Fotografía LPG / Archivo

Nadie le tomó la temperatura ni le entregó gel alcohol para que se limpiara. Menos encontró una bandeja desinfectante para los zapatos. A diferencia de lo que sucede en un supermercado, en una sucursal bancaria o en casi cualquier oficina, ingresar al área de emergencias del Hospital Médico Quirúrgico del Instituto salvadoreño del Seguro Social (ISSS), en San Salvador, no supuso mayor protocolo el día en que ella llegó con su padre enfermo.

Ella conocía el estado de salud de su padre. Delicado, sí. Desde marzo, él se quejaba de un dolor en el pecho por el que ya le habían sacado placas de tórax sin que en estas apareciera algo que llamara la atención. El dolor siguió y se mezcló con la cuarentena, la medida impuesta para contener el contagio de covid-19. En el encierro, el estado emocional de este hombre de tercera edad decayó. Y el físico también se fue complicando más de lo previsto, porque, aunque la intención que la institución comunicó desde el inicio fue la de garantizar las consultas a pacientes crónicos y los exámenes a quienes tuvieran procesos impostergables, en la práctica no se cumplió.
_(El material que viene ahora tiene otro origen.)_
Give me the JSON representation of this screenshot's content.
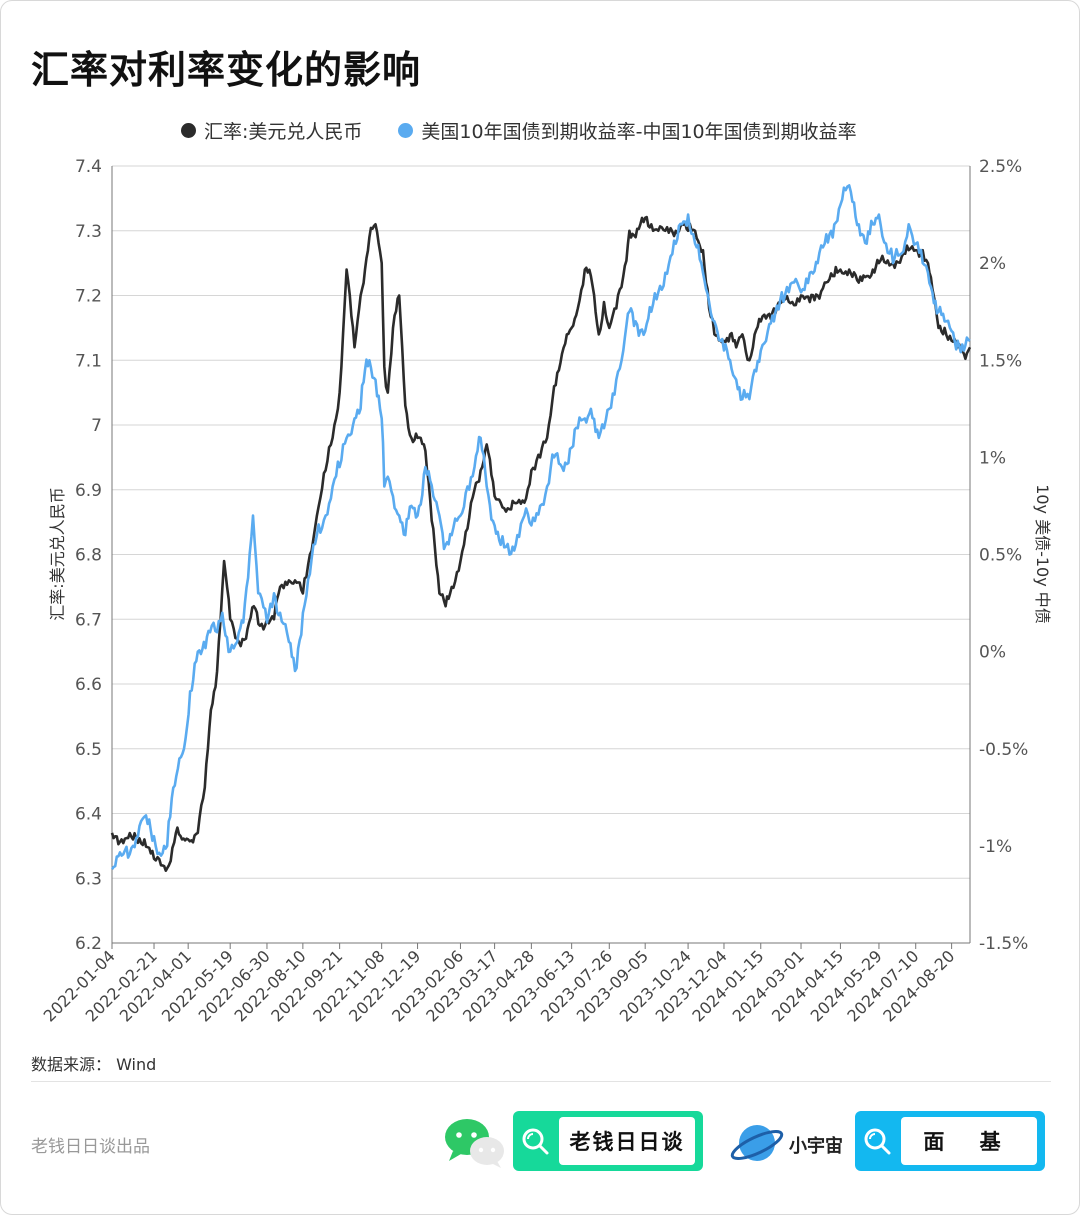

El padre, de 84 años y quien el año pasado se sometió a una cirugía cardiovascular, perdió citas con cardiólogo, con cirujana vascular y con un urólogo. También perdió exámenes que ya estaban pautados y que pudieron ayudar a afinar el diagnóstico y el tratamiento para evitar complicaciones. Por la suspensión de las atenciones programadas, «se prevé una reducción gradual y sistemática en el volumen de atenciones brindadas», anuncia el ISSS en su informe de coyuntura del mes de junio. Todas las prestaciones de servicios marcan una variación negativa. Las consultas externas se redujeron en un 19 %, las odontológicas en un 32 % y las intervenciones quirúrgicas en un 11 %, por ejemplo.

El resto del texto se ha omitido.